The awards are given annually to promising researchers in the U.S. aged 42 and younger in the categories of chemistry, life sciences, and physical sciences and engineering. Each recipient will receive $250,000 in unrestricted funds.
Janelle Ayres, an associate professor at the Nomis Center for Immunobiology & Microbial Pathogenesis and Helen McLoraine Developmental Chair at the Salk Institute of Biological Studies, is the recipient of the Blavatnik National Award for Young Scientists in Life Sciences for her research on host-pathogen interactions, which could help fight antimicrobial resistance.
“Many investigators seek to extend existing knowledge by asking how something works, an important and laudable scientific endeavor. I like to ask, ‘Why do things work the way they do?’ ” she says of the inspiration behind her research. “I hope that my perspective has the potential to provide solutions to global challenges of infectious diseases.”
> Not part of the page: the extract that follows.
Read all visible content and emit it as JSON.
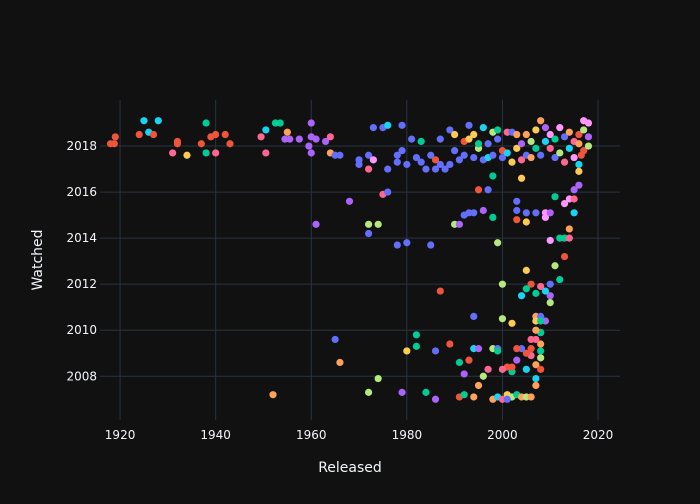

Neal K. Devaraj, associate professor of chemistry and biochemistry and of bioengineering at the University of California, San Diego, won the Blavatnik National Award for Young Scientists in Chemistry for his transformative work on the synthesis of artificial cells and membranes. His work has enabled the development of new methods for labeling biological molecules.
“Some of the most exciting and challenging scientific problems are at the interface between fields,” he says. “I would encourage younger scientists to not be afraid to take risks and leave your comfort zone when thinking about the kinds of research problems you want to tackle and to not be afraid of going after really challenging and difficult problems.”
Sergei V. Kalinin, director of the Institute for Functional Imaging of Materials at Oak Ridge National Laboratory, is the recipient of the Blavatnik National Award for Young Scientists in Physical Sciences & Engineering for his work on nanoscale instrumentation to better understand materials and their functionality at the nanoscale and to enable atom-by-atom fabrication by electron beams.
“In the last several years, the emergence of supercomputers, big-data techniques, and deep-learning approaches potentially allow us to collect orders of magnitude more data from imaging tools, rapidly analyze them to learn physics and make libraries of structure-property relationships, and act upon this knowledge in real time,” he says. “This in turn opens a pathway for making better materials by being able to learn from atomic structures of real materials and not only averaged properties. It further allows us to assemble matter atom by atom using electron beams, opening a new way toward nanotechnology.”
The laureates will be honored at the Blavatnik National Awards ceremony on Sept. 24 in New York City.